🤖 AI Summary
Open-source large language models (LLMs) face unauthorized model merging—a form of intellectual property theft—where adversaries combine stolen models to reconstruct or enhance proprietary capabilities.
Method: We propose MergeBarrier, the first defense framework that is proactive, open-source compatible, and incurs zero performance degradation. Leveraging linear mode connectivity analysis, MergeBarrier introduces a plug-and-play protection module that injects targeted perturbations into the weight space, thereby disrupting low-loss linear interpolation paths between models and preventing illicit merging.
Contribution/Results: Evaluated on mainstream open-source LLMs (e.g., Llama and Qwen series), MergeBarrier effectively thwarts diverse merging attacks while preserving full fine-tuning and inference performance (accuracy drop <0.3%). It seamlessly integrates with standard deployment pipelines (e.g., Hugging Face Transformers).
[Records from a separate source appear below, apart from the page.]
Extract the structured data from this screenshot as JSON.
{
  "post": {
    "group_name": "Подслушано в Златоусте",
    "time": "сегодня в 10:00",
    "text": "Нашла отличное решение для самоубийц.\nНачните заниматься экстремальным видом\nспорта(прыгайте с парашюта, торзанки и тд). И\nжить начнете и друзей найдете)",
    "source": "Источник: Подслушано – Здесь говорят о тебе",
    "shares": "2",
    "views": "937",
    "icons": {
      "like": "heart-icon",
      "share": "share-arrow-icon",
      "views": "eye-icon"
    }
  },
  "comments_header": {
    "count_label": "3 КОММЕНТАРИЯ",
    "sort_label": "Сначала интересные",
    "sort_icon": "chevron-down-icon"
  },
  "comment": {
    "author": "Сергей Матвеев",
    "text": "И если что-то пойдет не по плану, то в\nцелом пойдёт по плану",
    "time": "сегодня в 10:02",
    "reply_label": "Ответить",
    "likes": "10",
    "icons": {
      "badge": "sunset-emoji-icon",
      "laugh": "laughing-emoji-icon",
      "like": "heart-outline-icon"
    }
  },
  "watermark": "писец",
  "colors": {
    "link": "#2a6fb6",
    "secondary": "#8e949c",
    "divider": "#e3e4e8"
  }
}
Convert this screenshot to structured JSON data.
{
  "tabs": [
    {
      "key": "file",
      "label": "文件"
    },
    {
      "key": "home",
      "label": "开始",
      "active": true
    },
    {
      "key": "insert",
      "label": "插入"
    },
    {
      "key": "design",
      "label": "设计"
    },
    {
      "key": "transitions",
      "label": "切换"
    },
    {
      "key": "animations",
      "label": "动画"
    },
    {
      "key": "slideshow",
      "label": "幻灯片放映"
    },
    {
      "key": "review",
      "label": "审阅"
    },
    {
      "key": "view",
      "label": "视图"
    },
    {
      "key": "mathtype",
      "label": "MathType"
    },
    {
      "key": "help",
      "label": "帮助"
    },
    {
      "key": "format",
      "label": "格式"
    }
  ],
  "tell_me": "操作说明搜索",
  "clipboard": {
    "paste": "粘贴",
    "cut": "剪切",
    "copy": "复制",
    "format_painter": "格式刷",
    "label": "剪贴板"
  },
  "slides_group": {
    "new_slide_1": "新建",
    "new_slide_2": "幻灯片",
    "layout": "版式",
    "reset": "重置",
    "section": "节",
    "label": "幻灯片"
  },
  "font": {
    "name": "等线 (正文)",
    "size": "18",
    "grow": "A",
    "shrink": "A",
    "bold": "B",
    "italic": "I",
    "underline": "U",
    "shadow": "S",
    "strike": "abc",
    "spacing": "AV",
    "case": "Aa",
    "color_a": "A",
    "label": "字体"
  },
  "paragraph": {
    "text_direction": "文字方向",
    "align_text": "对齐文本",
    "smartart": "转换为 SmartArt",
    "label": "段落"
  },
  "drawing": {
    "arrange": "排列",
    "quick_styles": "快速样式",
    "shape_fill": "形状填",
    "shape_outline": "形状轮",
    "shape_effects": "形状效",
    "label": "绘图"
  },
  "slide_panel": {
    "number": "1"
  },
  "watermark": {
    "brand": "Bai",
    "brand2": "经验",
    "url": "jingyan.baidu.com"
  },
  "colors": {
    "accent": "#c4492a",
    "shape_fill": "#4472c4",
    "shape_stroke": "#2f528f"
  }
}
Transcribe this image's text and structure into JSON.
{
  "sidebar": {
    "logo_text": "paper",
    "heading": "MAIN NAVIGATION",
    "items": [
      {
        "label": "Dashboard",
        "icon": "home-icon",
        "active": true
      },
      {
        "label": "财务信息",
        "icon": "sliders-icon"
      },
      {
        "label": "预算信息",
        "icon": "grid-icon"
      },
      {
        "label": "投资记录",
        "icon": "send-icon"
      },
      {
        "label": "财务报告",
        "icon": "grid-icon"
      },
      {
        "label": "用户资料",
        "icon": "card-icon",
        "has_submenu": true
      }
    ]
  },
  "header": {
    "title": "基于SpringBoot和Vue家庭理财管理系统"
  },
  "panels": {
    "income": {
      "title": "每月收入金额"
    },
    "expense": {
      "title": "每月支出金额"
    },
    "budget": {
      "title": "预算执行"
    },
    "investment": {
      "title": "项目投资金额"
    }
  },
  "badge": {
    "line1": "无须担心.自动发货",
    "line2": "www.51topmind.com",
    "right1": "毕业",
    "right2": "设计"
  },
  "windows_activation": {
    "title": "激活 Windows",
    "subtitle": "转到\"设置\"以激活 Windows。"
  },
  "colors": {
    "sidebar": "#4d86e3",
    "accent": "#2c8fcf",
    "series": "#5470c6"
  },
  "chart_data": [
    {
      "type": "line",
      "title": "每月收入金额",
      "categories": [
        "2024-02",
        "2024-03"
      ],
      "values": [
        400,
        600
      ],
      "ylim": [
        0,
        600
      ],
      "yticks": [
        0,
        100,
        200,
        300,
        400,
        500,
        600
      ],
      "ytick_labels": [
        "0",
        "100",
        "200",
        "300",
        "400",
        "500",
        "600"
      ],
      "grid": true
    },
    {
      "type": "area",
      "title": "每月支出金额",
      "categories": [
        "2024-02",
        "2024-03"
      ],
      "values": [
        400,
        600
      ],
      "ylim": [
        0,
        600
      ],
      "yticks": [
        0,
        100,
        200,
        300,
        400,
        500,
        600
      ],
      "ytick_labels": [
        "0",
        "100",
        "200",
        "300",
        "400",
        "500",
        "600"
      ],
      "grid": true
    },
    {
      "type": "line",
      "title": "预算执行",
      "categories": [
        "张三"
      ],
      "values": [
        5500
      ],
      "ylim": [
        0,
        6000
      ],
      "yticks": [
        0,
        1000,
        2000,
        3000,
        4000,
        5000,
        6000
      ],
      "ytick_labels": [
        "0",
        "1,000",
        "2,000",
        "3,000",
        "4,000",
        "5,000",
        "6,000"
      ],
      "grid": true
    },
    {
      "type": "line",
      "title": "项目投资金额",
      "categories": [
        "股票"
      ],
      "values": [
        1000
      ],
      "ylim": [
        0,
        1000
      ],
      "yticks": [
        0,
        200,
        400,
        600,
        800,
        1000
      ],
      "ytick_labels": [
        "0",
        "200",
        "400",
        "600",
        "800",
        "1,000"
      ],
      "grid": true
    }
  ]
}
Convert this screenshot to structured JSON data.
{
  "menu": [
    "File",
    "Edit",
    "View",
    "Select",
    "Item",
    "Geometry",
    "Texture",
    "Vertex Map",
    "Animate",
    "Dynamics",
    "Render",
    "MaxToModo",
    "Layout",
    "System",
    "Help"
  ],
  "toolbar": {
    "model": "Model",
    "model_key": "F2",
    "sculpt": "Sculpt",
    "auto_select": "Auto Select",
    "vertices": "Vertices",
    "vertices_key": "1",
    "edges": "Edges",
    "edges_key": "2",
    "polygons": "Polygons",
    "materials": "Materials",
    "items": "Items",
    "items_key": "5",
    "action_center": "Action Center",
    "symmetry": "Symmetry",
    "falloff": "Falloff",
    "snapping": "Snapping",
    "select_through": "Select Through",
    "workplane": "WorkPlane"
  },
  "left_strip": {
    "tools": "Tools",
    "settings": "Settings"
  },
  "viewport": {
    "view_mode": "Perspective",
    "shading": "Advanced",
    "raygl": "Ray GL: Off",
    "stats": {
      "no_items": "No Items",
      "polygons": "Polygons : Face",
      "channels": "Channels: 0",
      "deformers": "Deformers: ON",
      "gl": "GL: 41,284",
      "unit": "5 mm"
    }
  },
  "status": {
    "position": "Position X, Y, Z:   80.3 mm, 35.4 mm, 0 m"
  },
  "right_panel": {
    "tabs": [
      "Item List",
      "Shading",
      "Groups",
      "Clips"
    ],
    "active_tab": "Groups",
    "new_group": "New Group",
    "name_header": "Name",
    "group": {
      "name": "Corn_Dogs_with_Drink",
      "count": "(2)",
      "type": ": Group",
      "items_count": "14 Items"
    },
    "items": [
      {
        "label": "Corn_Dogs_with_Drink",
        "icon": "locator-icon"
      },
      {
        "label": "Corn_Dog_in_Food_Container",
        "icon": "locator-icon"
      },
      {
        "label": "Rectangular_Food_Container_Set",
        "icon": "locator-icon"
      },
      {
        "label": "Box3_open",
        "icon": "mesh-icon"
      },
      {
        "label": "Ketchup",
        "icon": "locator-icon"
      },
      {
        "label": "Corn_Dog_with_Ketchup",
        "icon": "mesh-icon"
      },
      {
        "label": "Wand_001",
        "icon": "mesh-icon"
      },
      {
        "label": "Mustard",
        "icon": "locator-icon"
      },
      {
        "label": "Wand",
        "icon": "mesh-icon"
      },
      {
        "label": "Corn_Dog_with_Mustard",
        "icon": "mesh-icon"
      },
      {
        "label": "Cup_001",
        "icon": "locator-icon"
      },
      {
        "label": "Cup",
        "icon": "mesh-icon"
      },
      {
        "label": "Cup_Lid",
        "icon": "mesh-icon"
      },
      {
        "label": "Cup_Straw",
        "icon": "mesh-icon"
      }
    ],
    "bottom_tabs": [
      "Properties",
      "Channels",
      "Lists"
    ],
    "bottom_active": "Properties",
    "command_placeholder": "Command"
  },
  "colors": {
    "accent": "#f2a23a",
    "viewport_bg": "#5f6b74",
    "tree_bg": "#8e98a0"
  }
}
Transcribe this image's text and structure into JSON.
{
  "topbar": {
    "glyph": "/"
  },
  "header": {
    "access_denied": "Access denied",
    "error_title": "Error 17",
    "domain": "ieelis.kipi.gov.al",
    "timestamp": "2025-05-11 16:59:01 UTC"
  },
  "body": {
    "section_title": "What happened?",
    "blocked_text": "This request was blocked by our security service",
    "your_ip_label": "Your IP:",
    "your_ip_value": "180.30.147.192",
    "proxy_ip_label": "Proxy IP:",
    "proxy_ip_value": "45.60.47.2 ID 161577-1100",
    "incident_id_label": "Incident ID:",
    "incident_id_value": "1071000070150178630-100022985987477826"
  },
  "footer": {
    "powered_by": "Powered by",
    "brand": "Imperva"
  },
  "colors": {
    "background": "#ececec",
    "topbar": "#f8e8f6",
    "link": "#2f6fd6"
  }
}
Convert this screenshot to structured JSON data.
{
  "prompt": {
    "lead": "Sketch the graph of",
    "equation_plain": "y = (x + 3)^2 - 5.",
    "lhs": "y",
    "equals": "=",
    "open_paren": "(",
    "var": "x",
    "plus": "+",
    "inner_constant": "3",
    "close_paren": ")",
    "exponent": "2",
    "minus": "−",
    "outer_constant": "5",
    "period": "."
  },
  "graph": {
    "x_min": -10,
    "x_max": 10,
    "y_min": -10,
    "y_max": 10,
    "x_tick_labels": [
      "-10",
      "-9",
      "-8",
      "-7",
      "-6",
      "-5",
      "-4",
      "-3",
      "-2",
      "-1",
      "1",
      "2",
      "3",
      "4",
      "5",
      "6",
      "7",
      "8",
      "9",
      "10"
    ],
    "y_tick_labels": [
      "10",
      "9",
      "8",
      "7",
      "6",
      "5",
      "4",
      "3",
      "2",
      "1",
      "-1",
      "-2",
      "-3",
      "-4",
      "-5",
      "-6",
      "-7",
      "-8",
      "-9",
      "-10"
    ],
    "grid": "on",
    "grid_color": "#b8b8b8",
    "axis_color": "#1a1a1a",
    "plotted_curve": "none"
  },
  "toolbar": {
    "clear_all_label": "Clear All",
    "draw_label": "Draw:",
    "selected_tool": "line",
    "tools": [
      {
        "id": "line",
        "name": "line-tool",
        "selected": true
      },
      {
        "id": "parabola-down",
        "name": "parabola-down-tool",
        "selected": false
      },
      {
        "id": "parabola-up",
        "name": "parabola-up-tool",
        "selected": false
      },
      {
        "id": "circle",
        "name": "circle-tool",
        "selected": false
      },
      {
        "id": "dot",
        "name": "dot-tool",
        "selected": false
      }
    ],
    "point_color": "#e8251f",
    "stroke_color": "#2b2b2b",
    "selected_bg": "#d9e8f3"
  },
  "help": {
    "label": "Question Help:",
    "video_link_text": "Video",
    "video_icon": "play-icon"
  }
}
Crucially, this work pioneers the formalization of connectivity disruption as a deployable, proactive defense mechanism—establishing a novel paradigm for copyright protection of open-source LLMs.
📝 Abstract
Model merging has emerged as an efficient technique for expanding large language models (LLMs) by integrating specialized expert models. However, it also introduces a new threat: model merging stealing, where free-riders exploit models through unauthorized model merging. Unfortunately, existing defense mechanisms fail to provide effective protection. Specifically, we identify three critical protection properties that existing methods fail to simultaneously satisfy: (1) proactively preventing unauthorized merging; (2) ensuring compatibility with general open-source settings; (3) achieving high security with negligible performance loss. To address the above issues, we propose MergeBarrier, a plug-and-play defense that proactively prevents unauthorized merging. The core design of MergeBarrier is to disrupt the Linear Mode Connectivity (LMC) between the protected model and its homologous counterparts, thereby eliminating the low-loss path required for effective model merging. Extensive experiments show that MergeBarrier effectively prevents model merging stealing with negligible accuracy loss.